Ainda não li Caim e por isso não falo de um livro que não conheço, mas vi e ouvi as declarações do autor: “O Deus da Bíblia não é de fiar: é vingativo e má pessoa."
Saramago traçou dois objectivos ao criar esta polémica: espetar mais um prego na crucificação da Igreja Católica e através da agressão suscitar o debate e vender a sua obra.
Saramago conseguiu juntar o útil ao agradável, mas houve uma variável que o consagrado Nobel da Literatura esqueceu. O plano de Saramago não é perfeito e o escritor pode ter caído numa cilada de Deus.
A má pessoa imaginária que Saramago persegue e teima em negar preparou uma vingança ao escritor e usou o velho Nobel para lançar o debate, não sobre Caim mas sobre a Bíblia, e trazer novos leitores para o livro escrito por um Deus que o escritor diz ser vingativo.
Ao inaugurar a sua nova piscina literária baptizando-a de Caim, Saramago anunciou aos nadadores da literatura um oceano infinito chamado Bíblia. E ninguém vai querer um patinho de borracha ou uma bóia numa piscina com cloro quando pode pescar e mergulhar num oceano de águas profundas.
A mensagem de Saramago revelou que o escritor pode ser apenas o mensageiro para abrir as páginas de um livro esquecido.
A estranha luta de Saramago com um Deus que não existe não é uma demência intelectual. É a revolta de um homem que desconhece que na sua procura por um divino que nunca descobriu foi encontrado por um Deus que o conhece e o ama profundamente.
Saramago é inteligente. Não perde tempo em conversas banais com o eurodeputado Mário David que apelou à sua renúncia da nacionalidade portuguesa. Não tem medo de afrontar a religião maioritária e de afirmar que já não há fogueiras para queimar os hereges. Mas quando fala de Deus e da Bíblia o verniz estala.
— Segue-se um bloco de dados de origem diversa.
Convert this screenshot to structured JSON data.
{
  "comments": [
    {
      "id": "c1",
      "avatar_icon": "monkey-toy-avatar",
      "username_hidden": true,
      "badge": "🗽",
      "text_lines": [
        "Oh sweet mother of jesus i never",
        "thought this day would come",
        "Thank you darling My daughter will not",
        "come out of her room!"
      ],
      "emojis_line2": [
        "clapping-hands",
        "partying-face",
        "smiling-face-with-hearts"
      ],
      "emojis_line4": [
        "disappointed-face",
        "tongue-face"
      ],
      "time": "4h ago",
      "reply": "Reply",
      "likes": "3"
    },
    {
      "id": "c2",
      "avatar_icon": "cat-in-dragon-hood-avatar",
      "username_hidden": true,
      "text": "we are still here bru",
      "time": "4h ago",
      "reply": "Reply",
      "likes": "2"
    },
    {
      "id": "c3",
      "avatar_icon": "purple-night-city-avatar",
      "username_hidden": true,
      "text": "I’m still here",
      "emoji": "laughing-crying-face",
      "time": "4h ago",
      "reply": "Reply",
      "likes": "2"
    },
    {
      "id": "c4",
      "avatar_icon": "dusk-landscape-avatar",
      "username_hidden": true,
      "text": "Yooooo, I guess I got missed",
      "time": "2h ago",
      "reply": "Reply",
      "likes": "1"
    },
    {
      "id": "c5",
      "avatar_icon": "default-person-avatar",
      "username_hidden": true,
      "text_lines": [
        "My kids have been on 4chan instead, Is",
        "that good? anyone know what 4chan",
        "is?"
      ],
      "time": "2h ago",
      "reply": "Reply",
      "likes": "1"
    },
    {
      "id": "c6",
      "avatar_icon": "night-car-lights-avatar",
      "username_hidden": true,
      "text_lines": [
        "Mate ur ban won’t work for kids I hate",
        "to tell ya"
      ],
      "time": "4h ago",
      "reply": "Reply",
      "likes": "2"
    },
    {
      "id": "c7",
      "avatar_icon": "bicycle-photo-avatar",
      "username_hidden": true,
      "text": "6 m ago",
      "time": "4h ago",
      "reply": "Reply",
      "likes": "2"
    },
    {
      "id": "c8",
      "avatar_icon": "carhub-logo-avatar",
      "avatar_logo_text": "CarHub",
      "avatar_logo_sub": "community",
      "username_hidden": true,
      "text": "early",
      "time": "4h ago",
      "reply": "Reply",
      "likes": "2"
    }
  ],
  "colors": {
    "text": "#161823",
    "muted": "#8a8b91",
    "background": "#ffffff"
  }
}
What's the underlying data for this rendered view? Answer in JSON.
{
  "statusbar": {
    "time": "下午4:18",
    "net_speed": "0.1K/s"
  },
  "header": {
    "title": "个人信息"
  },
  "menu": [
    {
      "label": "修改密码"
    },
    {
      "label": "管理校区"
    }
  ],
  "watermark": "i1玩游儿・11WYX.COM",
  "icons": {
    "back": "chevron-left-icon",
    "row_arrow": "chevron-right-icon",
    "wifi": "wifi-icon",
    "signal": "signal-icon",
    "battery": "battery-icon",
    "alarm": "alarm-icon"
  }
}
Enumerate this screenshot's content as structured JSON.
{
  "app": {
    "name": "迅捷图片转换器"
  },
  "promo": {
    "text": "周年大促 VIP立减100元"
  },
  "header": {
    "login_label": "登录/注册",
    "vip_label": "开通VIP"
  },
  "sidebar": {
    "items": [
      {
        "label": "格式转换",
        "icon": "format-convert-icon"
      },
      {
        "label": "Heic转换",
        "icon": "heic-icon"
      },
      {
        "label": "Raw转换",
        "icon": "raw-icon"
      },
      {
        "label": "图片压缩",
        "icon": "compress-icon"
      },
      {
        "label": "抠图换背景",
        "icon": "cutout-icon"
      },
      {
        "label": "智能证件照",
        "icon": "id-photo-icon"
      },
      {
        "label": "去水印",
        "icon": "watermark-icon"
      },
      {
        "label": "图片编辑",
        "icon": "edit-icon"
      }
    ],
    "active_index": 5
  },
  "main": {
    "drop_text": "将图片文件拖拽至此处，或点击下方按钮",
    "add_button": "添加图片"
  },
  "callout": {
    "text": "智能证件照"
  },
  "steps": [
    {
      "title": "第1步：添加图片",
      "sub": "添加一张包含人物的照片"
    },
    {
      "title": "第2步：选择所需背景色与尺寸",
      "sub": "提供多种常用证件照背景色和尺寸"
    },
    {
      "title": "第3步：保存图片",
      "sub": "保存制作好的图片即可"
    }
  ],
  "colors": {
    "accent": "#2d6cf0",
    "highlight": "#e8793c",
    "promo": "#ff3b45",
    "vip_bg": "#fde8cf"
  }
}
Inquieta-se. Revolta-se. Sente-se perturbado. Quer vingança!
Ninguém inteligente luta com a fantasia alheia. Fazer um campanha contra alguém que não existe é uma perda de tempo e Saramago sabe que o tempo que lhe resta é pouco para ser esbanjado em palermices de religiosos.
Saramago tem razão! Mas não tem fé! E a razão sem fé é como a justiça cega.
O que inquieta Saramago é a sua lógica contraditória. Como é que um Deus que só existe na cabeça das pessoas as influencia tanto?
“A neve não existe pois nunca a vi nem tive dela qualquer sinal”, é assim que se expressa a lógica de um ateu tropical pouco viajado. Mas Saramago tem viajado pelas Escrituras e já viu neve, mas tem medo de lhe tocar e de ser tocado.
Só falta mesmo olhar para cima e ver a luz do Deus que lhe brilha no seu pensamento.
A estratégia de Saramago transformou-o no maior publicitário português da Bíblia. Mesmo que Deus não exista ele conseguiu fazer o que muitos pregadores tentaram mas raramente fizeram, trazer os desiludidos com a religião de volta às Escrituras.